REUNI SMA…
Arini
menatap gedung yang berdiri dengan megah di depannya. Sebuah gedung pertemuan
mewah yang telah di sepakati sebagai tempat diselenggarakannya reuni. Ya, hari
ini adalah reuni akbar teman-teman semasa SMA-nya. Ia sudah menanti saat ini
selama 8 tahun. Maklum,setelah pesta kelulusan itu, ia tak bertemu lagi dengan
semua rekan-rekannya karena ia harus ke
Surabaya mengikuti orang tuanya yang pindah kerja. Ia melanjutkan kuliah di
sana dan bekerja di sana pula.
Dan yang paling ia nanti tentu saja.... Dia!
“Arini!!?? Ini kamu? Ya ampun, aku jadi pangling.
Gimana kabarnya?”
Yang menyapa dan mengenali Arini pertama kali,
tentu saja Yeni. Sahabatnya yang paling baik semasa SMA. “aku baik, Yen. Kamu
sendiri gimana? Sudah menikah?”
“aku baik. Aku juga udah menikah. Bahkan aku udah
punya anak satu. Kalo kamu?” tanya Yeni. Arini tersenyum.“aku belum menikah.

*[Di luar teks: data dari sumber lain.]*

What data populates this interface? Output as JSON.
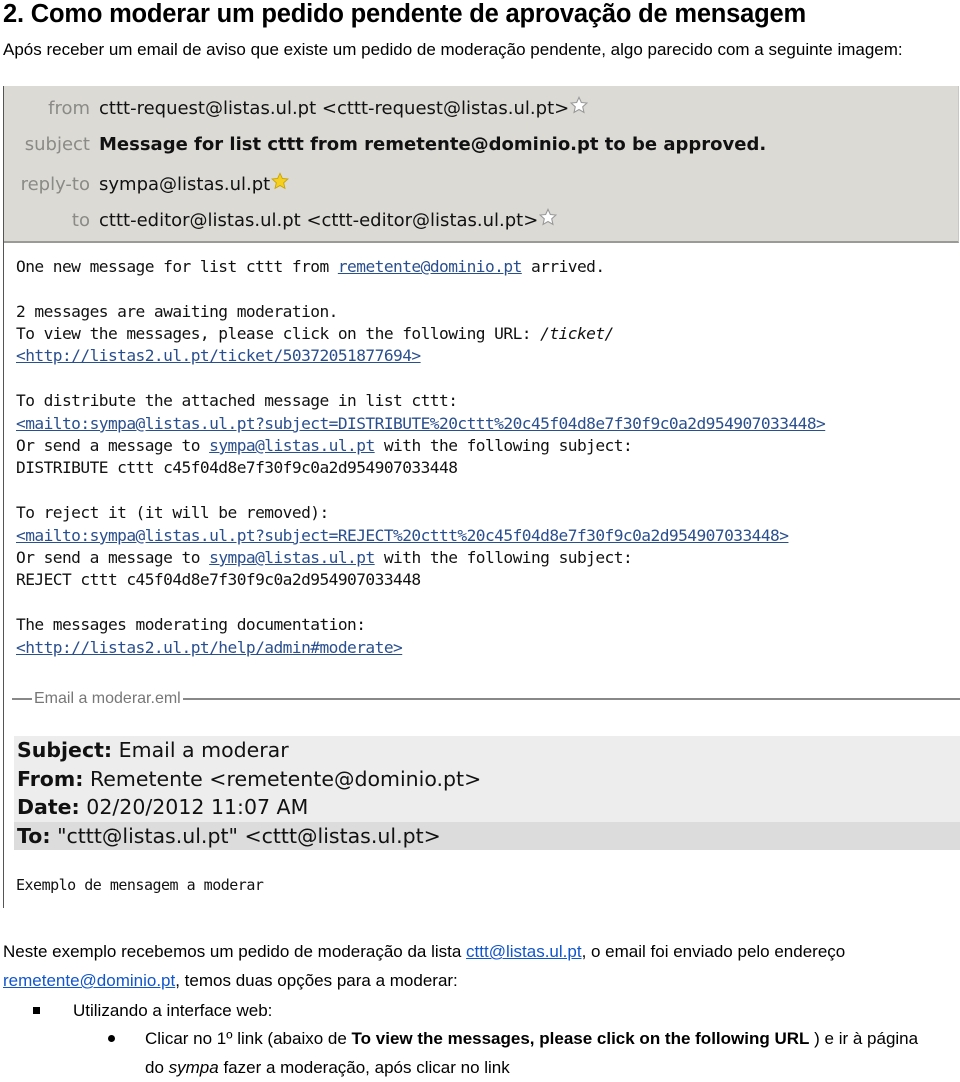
{
  "document": {
    "title": "2. Como moderar um pedido pendente de aprovação de mensagem",
    "intro": "Após receber um email de aviso que existe um pedido de moderação pendente, algo parecido com a seguinte imagem:"
  },
  "screenshot": {
    "header": {
      "from_label": "from",
      "from_value": "cttt-request@listas.ul.pt <cttt-request@listas.ul.pt>",
      "subject_label": "subject",
      "subject_value": "Message for list cttt from remetente@dominio.pt to be approved.",
      "replyto_label": "reply-to",
      "replyto_value": "sympa@listas.ul.pt",
      "to_label": "to",
      "to_value": "cttt-editor@listas.ul.pt <cttt-editor@listas.ul.pt>",
      "star_icons": [
        "star-outline",
        "star-filled-yellow",
        "star-outline"
      ]
    },
    "body": {
      "line1_pre": "One new message for list cttt from ",
      "line1_link": "remetente@dominio.pt",
      "line1_post": " arrived.",
      "awaiting": "2 messages are awaiting moderation.",
      "view_pre": "To view the messages, please click on the following URL: ",
      "view_italic": "/ticket/",
      "ticket_link": "<http://listas2.ul.pt/ticket/50372051877694>",
      "distribute_intro": "To distribute the attached message in list cttt:",
      "distribute_link": "<mailto:sympa@listas.ul.pt?subject=DISTRIBUTE%20cttt%20c45f04d8e7f30f9c0a2d954907033448>",
      "or_send_pre": "Or send a message to ",
      "or_send_link": "sympa@listas.ul.pt",
      "or_send_post": " with the following subject:",
      "distribute_subject": "DISTRIBUTE cttt c45f04d8e7f30f9c0a2d954907033448",
      "reject_intro": "To reject it (it will be removed):",
      "reject_link": "<mailto:sympa@listas.ul.pt?subject=REJECT%20cttt%20c45f04d8e7f30f9c0a2d954907033448>",
      "reject_subject": "REJECT cttt c45f04d8e7f30f9c0a2d954907033448",
      "doc_intro": "The messages moderating documentation:",
      "doc_link": "<http://listas2.ul.pt/help/admin#moderate>"
    },
    "attachment": {
      "name": "Email a moderar.eml",
      "subject_label": "Subject:",
      "subject_value": " Email a moderar",
      "from_label": "From:",
      "from_value": " Remetente <remetente@dominio.pt>",
      "date_label": "Date:",
      "date_value": " 02/20/2012 11:07 AM",
      "to_label": "To:",
      "to_value": " \"cttt@listas.ul.pt\" <cttt@listas.ul.pt>",
      "body": "Exemplo de mensagem a moderar"
    }
  },
  "paragraph": {
    "p1_a": "Neste exemplo recebemos um pedido de moderação da lista ",
    "p1_link": "cttt@listas.ul.pt",
    "p1_b": ", o email foi enviado pelo endereço ",
    "p1_link2": "remetente@dominio.pt",
    "p1_c": ", temos duas opções para a moderar:"
  },
  "list": {
    "item1": "Utilizando a interface web:",
    "sub1_a": "Clicar no 1º link (abaixo de ",
    "sub1_bold": "To view the messages, please click on the following URL",
    "sub1_b": " ) e ir à página do ",
    "sub1_italic": "sympa",
    "sub1_c": " fazer a moderação, após clicar no link"
  },
  "colors": {
    "header_bg": "#dcdad5",
    "mail_link": "#2a4f8f",
    "doc_link": "#1155cc",
    "star_yellow": "#f5d020"
  }
}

Masih sibuk ngurusi kerjaan,” Yeni tertawa.“ Jangan ngurusi kerjaan melulu ntar
jadi perawan tua lho....” Arini ikut tertawa. Ia mulai menyatu kembali dengan
rekan-rekan SMA-nya yang lain.
Mita yang biasa dipanggil ‘Mama’ karena sifatnya
yang dewasa ternyata sudah jadi dokter. Johan, sang ketua kelas sekarang sudah
jadi polisi. Siti yang dulunya siswa paling pintar di sekolah, ternyata
memutuskan untuk menjadi ibu rumah tangga yang baik. Dan Yoga, cinta pertama
Arini yang tak terbalas, ternyata memang sudah menikah dan punya 2 anak.
Banyak dari mereka merasa pangling dengan
perubahan pada Arini. Perempuan itu memang jauh berbeda dengan yang dulu.
Ketika masih duduk di bangku es-em-a, Arini terkenal karena badannya yang
gendut. Tapi, ia sudah berubah. Sekarang, tubuhnya langsing. Baju yang ia
kenakan melekat dengan sempurna di tubuhnya. Cara berpakaiannya terlihat begitu
bersahaja. Kulitnyapun tampak lebih putih dan bersih. She looks so better!
Arini menarik nafas panjang. Yang ditunggu sejak
tadi belum datang-datang juga. Dia ......
“Yen, aku ke kamar mandi dulu ya,”
Arini melangkahkan kakinya ke kamar mandi.
Ketika ia sedang membenahi make-upnya di depan
cermin kamar mandi, seseorang menepuh pundaknya dengan lembut. Ia menoleh. Ah, ini
dia!
“apa kabar Arini?” sapanya. Arini tersenyum. Perempuan
berhidung mancung telah berada di depannya.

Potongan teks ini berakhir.